In August 2008, the best-rated rotational lightcurve of Banachiewicza was obtained from photometric observations by French amateur astronomers Laurent Bernasconi, Cyril Cavadore and Stéphane Charbonnel. Lightcurve analysis gave a rotation period of 8.631 hours with a brightness variation of 0.54 magnitude, indicative for an irregular, elongated shape (U=3).

Other observations at the Palomar Transient Factory in California, and by a collaboration of Hungarian astronomers gave a period of 8.628 and 5 hours with an amplitude of 0.36 and 0.4 magnitude, respectively (U=2/2). In 2013, an international study modeled a lightcurve with a concurring period of 8.63043±0.00005 hours and found two spin axis of (214.0°, 62.0°) and (64.0°, 60.0°) in ecliptic coordinates (λ, β) (Q=2).

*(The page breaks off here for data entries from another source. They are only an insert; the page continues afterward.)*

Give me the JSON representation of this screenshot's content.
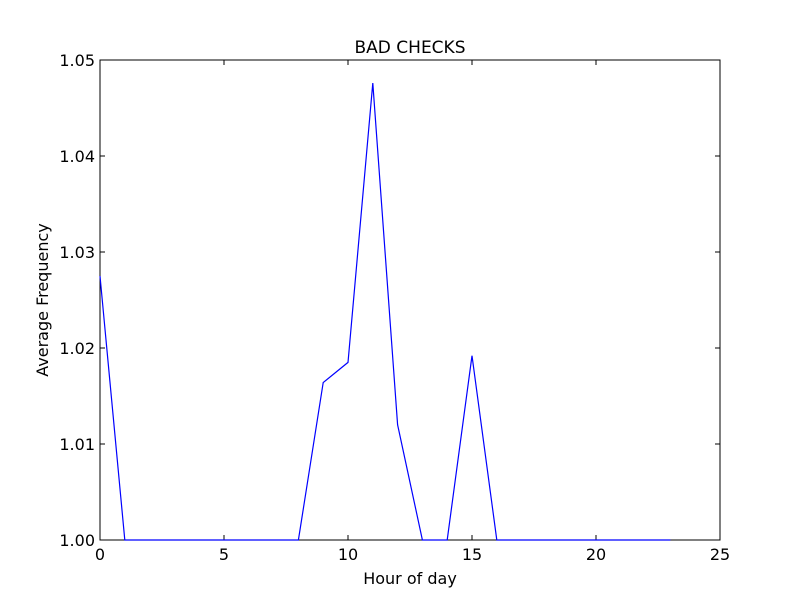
{
  "chart_data": {
    "type": "line",
    "title": "BAD CHECKS",
    "xlabel": "Hour of day",
    "ylabel": "Average Frequency",
    "xlim": [
      0,
      25
    ],
    "ylim": [
      1.0,
      1.05
    ],
    "xticks": [
      0,
      5,
      10,
      15,
      20,
      25
    ],
    "xtick_labels": [
      "0",
      "5",
      "10",
      "15",
      "20",
      "25"
    ],
    "yticks": [
      1.0,
      1.01,
      1.02,
      1.03,
      1.04,
      1.05
    ],
    "ytick_labels": [
      "1.00",
      "1.01",
      "1.02",
      "1.03",
      "1.04",
      "1.05"
    ],
    "grid": false,
    "legend": "none",
    "series": [
      {
        "color": "#0000ff",
        "x": [
          0,
          1,
          2,
          3,
          4,
          5,
          6,
          7,
          8,
          9,
          10,
          11,
          12,
          13,
          14,
          15,
          16,
          17,
          18,
          19,
          20,
          21,
          22,
          23
        ],
        "y": [
          1.0275,
          1.0,
          1.0,
          1.0,
          1.0,
          1.0,
          1.0,
          1.0,
          1.0,
          1.0164,
          1.0185,
          1.0476,
          1.012,
          1.0,
          1.0,
          1.0192,
          1.0,
          1.0,
          1.0,
          1.0,
          1.0,
          1.0,
          1.0,
          1.0
        ]
      }
    ]
  }
}
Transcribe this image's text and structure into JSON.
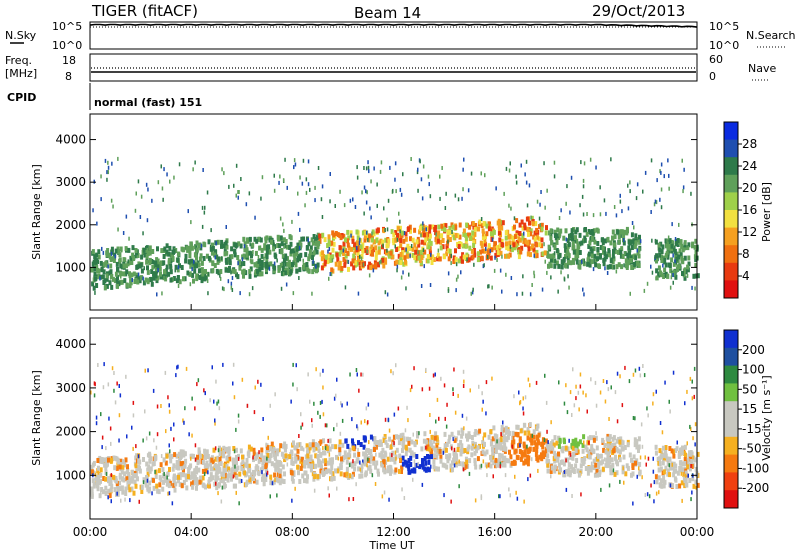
{
  "header": {
    "title": "TIGER (fitACF)",
    "beam": "Beam 14",
    "date": "29/Oct/2013"
  },
  "aux_panels": {
    "nsky_label": "N.Sky",
    "nsearch_label": "N.Search",
    "nsky_ticks": [
      "10^5",
      "10^0"
    ],
    "nsearch_ticks": [
      "10^5",
      "10^0"
    ],
    "freq_label": "Freq.",
    "freq_unit": "[MHz]",
    "freq_ticks": [
      "18",
      "8"
    ],
    "nave_label": "Nave",
    "nave_ticks": [
      "60",
      "0"
    ],
    "cpid_label": "CPID",
    "cpid_text": "normal (fast) 151"
  },
  "colors": {
    "power": [
      "#0a2be0",
      "#1f4fb0",
      "#2e7a4a",
      "#5fa05a",
      "#9fd04a",
      "#f2e040",
      "#f5a020",
      "#f07010",
      "#e83a10",
      "#e01010"
    ],
    "velocity": [
      "#1030d0",
      "#1f50a0",
      "#2e8a40",
      "#70c040",
      "#c8c8c0",
      "#c8c8c0",
      "#f5b020",
      "#f57a10",
      "#f04010",
      "#e01010"
    ]
  },
  "chart_data": [
    {
      "type": "heatmap",
      "name": "power",
      "ylabel": "Slant Range [km]",
      "yticks": [
        "4000",
        "3000",
        "2000",
        "1000"
      ],
      "ylim": [
        0,
        4600
      ],
      "xlim": [
        0,
        24
      ],
      "colorbar_label": "Power [dB]",
      "colorbar_ticks": [
        "28",
        "24",
        "20",
        "16",
        "12",
        "8",
        "4"
      ],
      "colorbar_range": [
        0,
        32
      ]
    },
    {
      "type": "heatmap",
      "name": "velocity",
      "ylabel": "Slant Range [km]",
      "yticks": [
        "4000",
        "3000",
        "2000",
        "1000"
      ],
      "ylim": [
        0,
        4600
      ],
      "xlim": [
        0,
        24
      ],
      "colorbar_label": "Velocity [m s⁻¹]",
      "colorbar_ticks": [
        "200",
        "100",
        "50",
        "15",
        "-15",
        "-50",
        "-100",
        "-200"
      ]
    }
  ],
  "xaxis": {
    "label": "Time UT",
    "ticks": [
      "00:00",
      "04:00",
      "08:00",
      "12:00",
      "16:00",
      "20:00",
      "00:00"
    ]
  }
}
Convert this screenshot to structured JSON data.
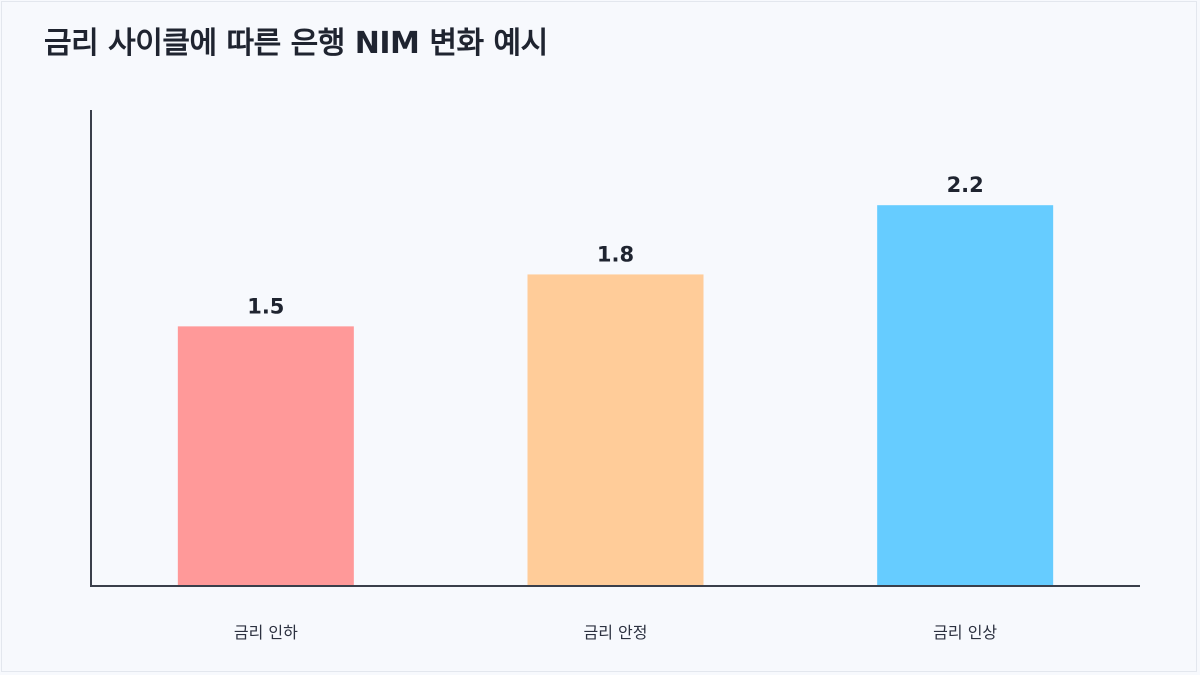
{
  "chart_data": {
    "type": "bar",
    "title": "금리 사이클에 따른 은행 NIM 변화 예시",
    "xlabel": "",
    "ylabel": "",
    "categories": [
      "금리 인하",
      "금리 안정",
      "금리 인상"
    ],
    "values": [
      1.5,
      1.8,
      2.2
    ],
    "value_labels": [
      "1.5",
      "1.8",
      "2.2"
    ],
    "colors": [
      "#ff9999",
      "#ffcc99",
      "#66ccff"
    ],
    "ylim": [
      0,
      2.75
    ],
    "grid": false,
    "legend": "none"
  }
}
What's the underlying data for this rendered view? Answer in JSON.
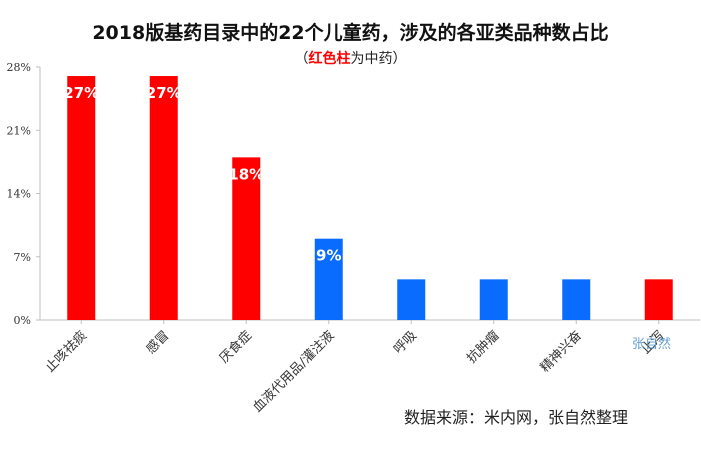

=== Diameter and albedo ===

According to the surveys carried out by the Japanese Akari satellite and the NEOWISE mission of NASA's Wide-field Infrared Survey Explorer, Banachiewicza measures between 21.474 and 22.569 kilometers in diameter and its surface has an albedo between 0.1554 and 0.171. The Collaborative Asteroid Lightcurve Link assumes a standard albedo for stony asteroids of 0.20 and calculates a diameter of 19.82 kilometers based on an absolute magnitude of 10.88.